Many were well-armed. But most were nothing more than peasants forced to wield spears for the guard, driven by little more than fear and, of course, religious fanaticism.
Alistair had always used his position as a Golden Lord to stoke the fervor of those medieval people, feeding them promises of eternal glory beneath the gaze of the god of war.
The first thing he had done upon arriving in Whitefall was build a church and find a priest willing to anoint him as envoy of the god of war.
As the soldiers cried out for the glory of Vaelor, Alistair smiled.
"Each of you will be entitled to a woman from Goldenveil. Don’t worry, those who fail to claim one for themselves will receive compensation in gold."
Stirring the greed of men already driven mad by religious fanaticism always worked. It didn’t take long for Alistair to see the excitement in those soldiers’ eyes burn even brighter.
Turning to one of his many third-stage warriors, Alistair ordered, "Get them ready to march. We leave in thirty minutes. The journey to Goldenveil should take a little less than two weeks, so we need to set out soon."
The third-stage warrior nodded in silence, then began barking orders. The men quickly fell into a disciplined formation on the muddy ground.
"Are you certain such a hasty attack is a good idea, my lord?" asked the captain of the Whitefall guard, a man at level one hundred and Alistair’s most loyal follower.
"It is necessary," Alistair replied without taking his eyes from the soldiers.
"My Master is already displeased with my delay in devouring more Golden Lords. We must reach Goldenveil as quickly as possible.
Besides, we have little to worry about. My mother has been reporting everything to me from Goldenveil. She already has warriors under her command, and the gates have been sabotaged.
When we arrive, she’ll open them for us. Goldenveil’s guard is too small to hold out without the shelter of those walls."
Hearing this, the captain nodded gravely.
Passing him, Alistair fixed his gaze on one of the two mages who served him.
A thin man with deep-set eyes and a perpetually weary expression.
He stood at the peak of the third stage, with a high chance of becoming Whitefall’s first fourth-stage specialist.
Naturally, a subordinate of that caliber was extremely valuable to Alistair.
"Send a message to my mother. Tell her exactly which path we will take. She must use her influence over the Lord of Goldenveil to clear those roads and ensure we are not seen until it is too late for them to react," Alistair said, gripping the mage’s shoulders firmly.
"And don’t worry.
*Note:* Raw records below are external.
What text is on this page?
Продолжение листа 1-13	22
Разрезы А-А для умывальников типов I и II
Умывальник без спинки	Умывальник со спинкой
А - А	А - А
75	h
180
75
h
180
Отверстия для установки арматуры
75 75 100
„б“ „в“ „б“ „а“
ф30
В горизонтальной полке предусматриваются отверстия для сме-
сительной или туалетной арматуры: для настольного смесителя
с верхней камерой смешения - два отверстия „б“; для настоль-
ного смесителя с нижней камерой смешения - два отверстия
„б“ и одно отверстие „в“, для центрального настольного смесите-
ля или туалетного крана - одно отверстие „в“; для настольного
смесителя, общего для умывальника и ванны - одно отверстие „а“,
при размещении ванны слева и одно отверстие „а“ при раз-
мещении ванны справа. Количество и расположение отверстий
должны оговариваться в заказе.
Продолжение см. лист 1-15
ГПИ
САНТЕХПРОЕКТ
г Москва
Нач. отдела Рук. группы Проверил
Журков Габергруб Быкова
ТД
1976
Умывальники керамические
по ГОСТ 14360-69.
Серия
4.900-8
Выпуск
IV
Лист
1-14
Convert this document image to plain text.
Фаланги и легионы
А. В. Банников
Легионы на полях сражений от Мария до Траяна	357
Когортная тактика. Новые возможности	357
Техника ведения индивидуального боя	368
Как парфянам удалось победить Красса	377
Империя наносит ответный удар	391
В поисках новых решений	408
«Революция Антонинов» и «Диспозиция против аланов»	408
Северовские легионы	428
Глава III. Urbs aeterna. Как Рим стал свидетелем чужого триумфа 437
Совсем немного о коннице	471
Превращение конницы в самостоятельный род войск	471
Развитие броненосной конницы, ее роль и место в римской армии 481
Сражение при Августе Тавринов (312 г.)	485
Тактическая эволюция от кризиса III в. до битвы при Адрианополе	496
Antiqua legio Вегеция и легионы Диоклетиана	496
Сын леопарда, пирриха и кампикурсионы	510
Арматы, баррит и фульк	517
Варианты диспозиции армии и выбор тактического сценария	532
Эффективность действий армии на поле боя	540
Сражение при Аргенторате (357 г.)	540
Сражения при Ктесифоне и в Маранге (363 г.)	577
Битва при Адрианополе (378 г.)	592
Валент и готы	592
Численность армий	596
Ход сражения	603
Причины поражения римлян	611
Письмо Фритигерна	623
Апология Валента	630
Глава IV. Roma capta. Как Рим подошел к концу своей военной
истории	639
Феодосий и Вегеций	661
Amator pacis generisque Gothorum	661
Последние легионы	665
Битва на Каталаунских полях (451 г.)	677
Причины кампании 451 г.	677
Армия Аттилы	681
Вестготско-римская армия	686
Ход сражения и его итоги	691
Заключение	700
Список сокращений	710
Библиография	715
When my mother returns, I’ll make sure she grants your request."
The mage flashed a wide, lust-filled smile at those words.
He had been promised one of the women of that damned Lord Goldenveil and, more importantly, a night with Alistair’s own mother.
Naturally, he was ecstatic, all the more eager now to reach Goldenveil.
Swearing loyalty to Alistair had been worth it.
He would give his all in that battle.